The koala population in South Australia may currently be the highest it’s been in the past hundred millennia, yet those individuals are all very closely related, having been derived from just 18 individuals.

“It’s not very likely all of those 18 even contributed to the modern population, which has effectively been through two population bottlenecks in the last century,” said Bradshaw. “We’re not talking about koalas that are as closely related as, say, cousins. It’s brothers and sisters out there. There’s perhaps the equivalent of three or four individuals (in terms of genetic variety) in a population of many tens of thousands.”

Bradshaw’s concern for South Australian koalas is borne out in reports of unhealthy individuals, congenital defects and strange deformities. And while these animals have been sufficiently fecund enough to reach near-pest levels throughout the region, their maximum breeding and survival rates are still below what is considered average for the species.

“They’re so inbred, even a minor disease could wipe them out,” he warned.

Inasmuch as low genetic diversity is a problem for South Australia’s koalas, it is in fact a matter of some concern for the species as a whole. As koala populations are easily cut off from one another by rivers, roads and urbanisation projects, groups of these animals across the country are beginning to face the same inbreeding issues that is so accentuated in South Australia’s koalas. Bradshaw tells us that the last, most diverse population actually resides in Victoria’s South Gippsland region.

“The problem is by no means restricted to koalas, either,” Bradshaw explained. “Brown snakes, emus – there are many examples of geographically widespread Australian natives that have extremely low genetic diversity, and it’s not necessarily always the result of human interactions. Some of these animals have proliferated from naturally occurring population bottlenecks that happened thousands of years ago.”

The solution to the problem is by no means simple. Genetic variation, once lost, is practically impossible to regain without access to genetically distinct individuals.

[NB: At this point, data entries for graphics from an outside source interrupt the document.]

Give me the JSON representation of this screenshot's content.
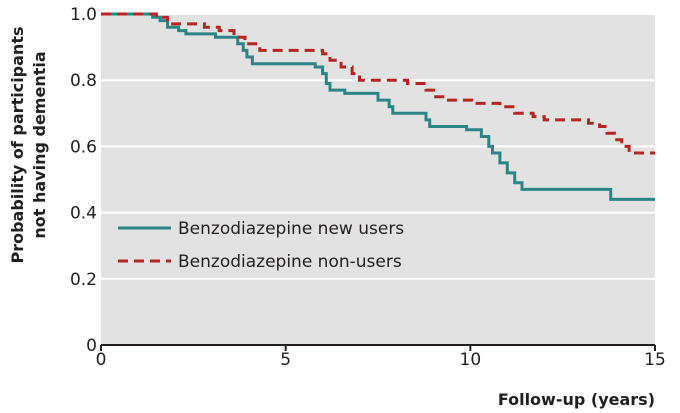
{
  "chart_data": {
    "type": "line",
    "title": "",
    "xlabel": "Follow-up (years)",
    "ylabel": [
      "Probability of participants",
      "not having dementia"
    ],
    "xlim": [
      0,
      15
    ],
    "ylim": [
      0,
      1.0
    ],
    "xticks": [
      0,
      5,
      10,
      15
    ],
    "xtick_labels": [
      "0",
      "5",
      "10",
      "15"
    ],
    "yticks": [
      0,
      0.2,
      0.4,
      0.6,
      0.8,
      1.0
    ],
    "ytick_labels": [
      "0",
      "0.2",
      "0.4",
      "0.6",
      "0.8",
      "1.0"
    ],
    "grid": true,
    "legend_position": "lower-left",
    "series": [
      {
        "name": "Benzodiazepine new users",
        "color": "#2b8586",
        "style": "solid",
        "step": true,
        "points": [
          [
            0,
            1.0
          ],
          [
            1.4,
            0.99
          ],
          [
            1.6,
            0.98
          ],
          [
            1.8,
            0.96
          ],
          [
            2.1,
            0.95
          ],
          [
            2.3,
            0.94
          ],
          [
            3.1,
            0.93
          ],
          [
            3.7,
            0.91
          ],
          [
            3.85,
            0.89
          ],
          [
            3.95,
            0.87
          ],
          [
            4.1,
            0.85
          ],
          [
            5.8,
            0.84
          ],
          [
            6.0,
            0.82
          ],
          [
            6.1,
            0.79
          ],
          [
            6.2,
            0.77
          ],
          [
            6.6,
            0.76
          ],
          [
            7.5,
            0.74
          ],
          [
            7.8,
            0.72
          ],
          [
            7.9,
            0.7
          ],
          [
            8.8,
            0.68
          ],
          [
            8.9,
            0.66
          ],
          [
            9.9,
            0.65
          ],
          [
            10.3,
            0.63
          ],
          [
            10.5,
            0.6
          ],
          [
            10.6,
            0.58
          ],
          [
            10.8,
            0.55
          ],
          [
            11.0,
            0.52
          ],
          [
            11.2,
            0.49
          ],
          [
            11.4,
            0.47
          ],
          [
            13.8,
            0.44
          ],
          [
            15,
            0.44
          ]
        ]
      },
      {
        "name": "Benzodiazepine non-users",
        "color": "#b72424",
        "style": "dashed",
        "step": true,
        "points": [
          [
            0,
            1.0
          ],
          [
            1.5,
            0.99
          ],
          [
            1.8,
            0.97
          ],
          [
            2.8,
            0.96
          ],
          [
            3.2,
            0.95
          ],
          [
            3.6,
            0.93
          ],
          [
            3.9,
            0.91
          ],
          [
            4.3,
            0.89
          ],
          [
            6.0,
            0.88
          ],
          [
            6.2,
            0.86
          ],
          [
            6.5,
            0.84
          ],
          [
            6.8,
            0.82
          ],
          [
            7.0,
            0.8
          ],
          [
            8.3,
            0.79
          ],
          [
            8.8,
            0.77
          ],
          [
            9.0,
            0.75
          ],
          [
            9.3,
            0.74
          ],
          [
            10.1,
            0.73
          ],
          [
            10.8,
            0.72
          ],
          [
            11.2,
            0.7
          ],
          [
            11.7,
            0.69
          ],
          [
            12.0,
            0.68
          ],
          [
            13.2,
            0.67
          ],
          [
            13.5,
            0.66
          ],
          [
            13.7,
            0.64
          ],
          [
            13.9,
            0.62
          ],
          [
            14.1,
            0.6
          ],
          [
            14.3,
            0.58
          ],
          [
            15,
            0.58
          ]
        ]
      }
    ]
  },
  "colors": {
    "plot_background": "#e2e2e2",
    "gridline": "#ffffff",
    "axis": "#231f20"
  }
}
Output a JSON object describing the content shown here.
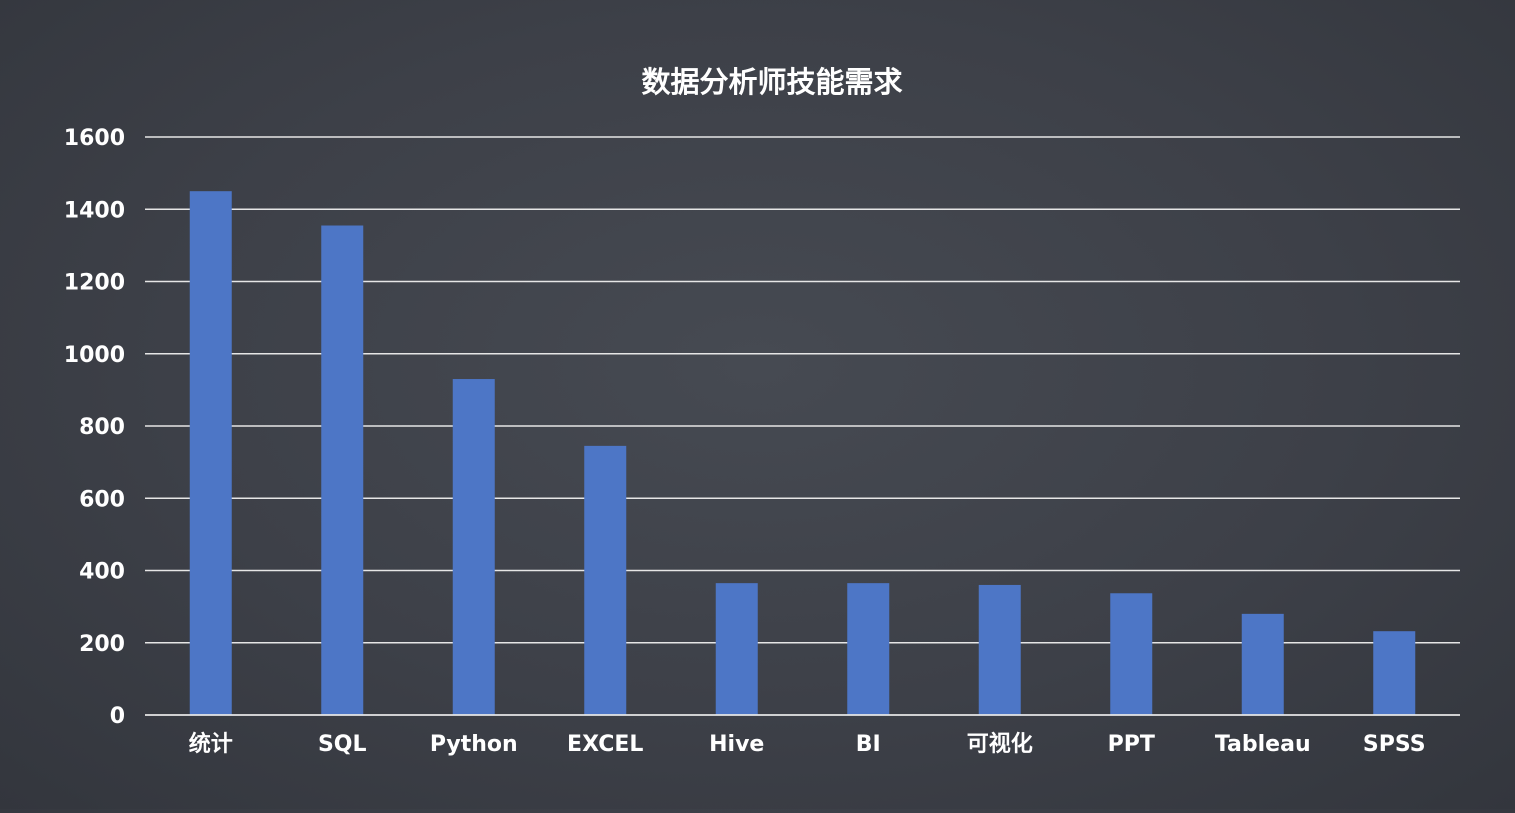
{
  "chart_data": {
    "type": "bar",
    "title": "数据分析师技能需求",
    "xlabel": "",
    "ylabel": "",
    "categories": [
      "统计",
      "SQL",
      "Python",
      "EXCEL",
      "Hive",
      "BI",
      "可视化",
      "PPT",
      "Tableau",
      "SPSS"
    ],
    "values": [
      1450,
      1355,
      930,
      745,
      365,
      365,
      360,
      337,
      280,
      232
    ],
    "ylim": [
      0,
      1600
    ],
    "yticks": [
      0,
      200,
      400,
      600,
      800,
      1000,
      1200,
      1400,
      1600
    ],
    "grid": true,
    "legend": "none",
    "colors": {
      "bar": "#4d76c6",
      "grid": "#e6e6e6",
      "text": "#ffffff",
      "background": "#3e4148"
    }
  }
}
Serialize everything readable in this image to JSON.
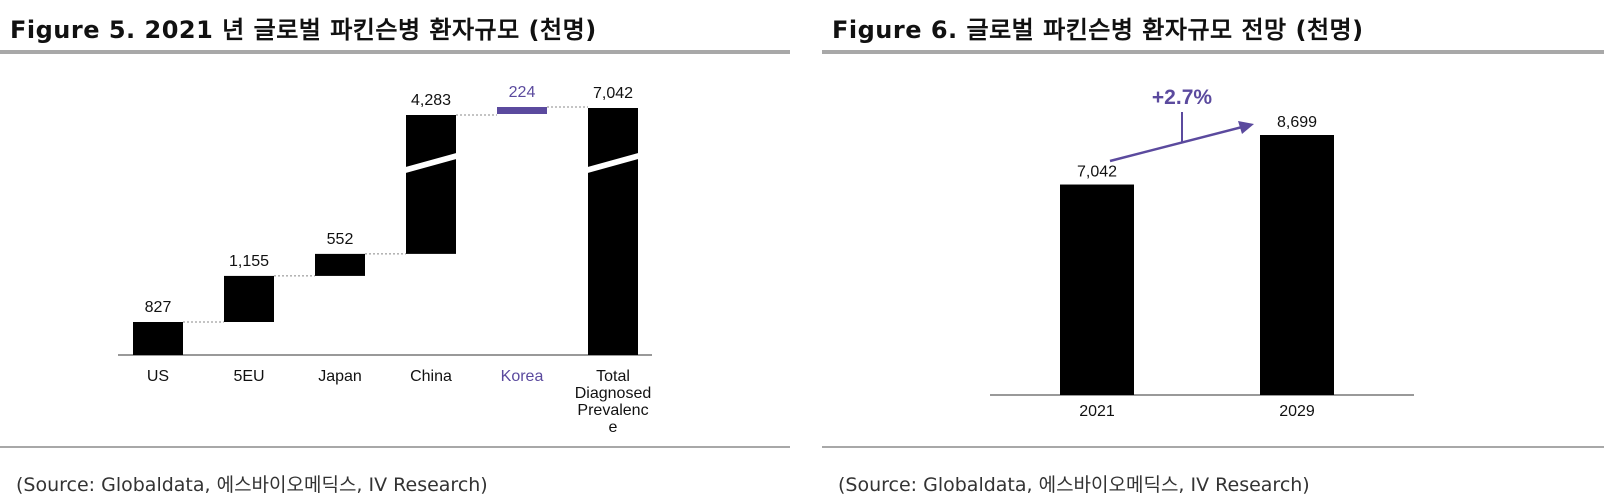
{
  "figure5": {
    "title": "Figure 5. 2021 년 글로벌 파킨슨병 환자규모 (천명)",
    "source": "(Source: Globaldata, 에스바이오메딕스, IV Research)"
  },
  "figure6": {
    "title": "Figure 6. 글로벌 파킨슨병 환자규모 전망 (천명)",
    "source": "(Source: Globaldata, 에스바이오메딕스, IV Research)",
    "growth_label": "+2.7%"
  },
  "colors": {
    "bar": "#000000",
    "highlight": "#5b4a9e",
    "rule": "#a8a8a8"
  },
  "chart_data": [
    {
      "type": "bar",
      "subtype": "waterfall",
      "title": "Figure 5. 2021 년 글로벌 파킨슨병 환자규모 (천명)",
      "categories": [
        "US",
        "5EU",
        "Japan",
        "China",
        "Korea",
        "Total Diagnosed Prevalence"
      ],
      "category_lines": [
        [
          "US"
        ],
        [
          "5EU"
        ],
        [
          "Japan"
        ],
        [
          "China"
        ],
        [
          "Korea"
        ],
        [
          "Total",
          "Diagnosed",
          "Prevalenc",
          "e"
        ]
      ],
      "values": [
        827,
        1155,
        552,
        4283,
        224,
        7042
      ],
      "value_labels": [
        "827",
        "1,155",
        "552",
        "4,283",
        "224",
        "7,042"
      ],
      "highlight_category": "Korea",
      "axis_break": true
    },
    {
      "type": "bar",
      "title": "Figure 6. 글로벌 파킨슨병 환자규모 전망 (천명)",
      "categories": [
        "2021",
        "2029"
      ],
      "values": [
        7042,
        8699
      ],
      "value_labels": [
        "7,042",
        "8,699"
      ],
      "annotation": "+2.7%"
    }
  ]
}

More importantly, there’s little point to such breeding programs if there isn’t suitable habitat for the species to repopulate.

In the case of South Australia’s new management strategy, Bradshaw recommends the government doesn’t need to do all that much to turn the local koala population into a truly useful insurance policy for the entire species.

“Obviously reforestation in certain areas would help immensely,” he said. “But first the genetic diversity issue must be addressed and this will require introducing a number of healthy individuals from genetically distinct populations. Until that happens, the entire species is at risk of total extinction in the wild over the course of the next 50 to 100 years.”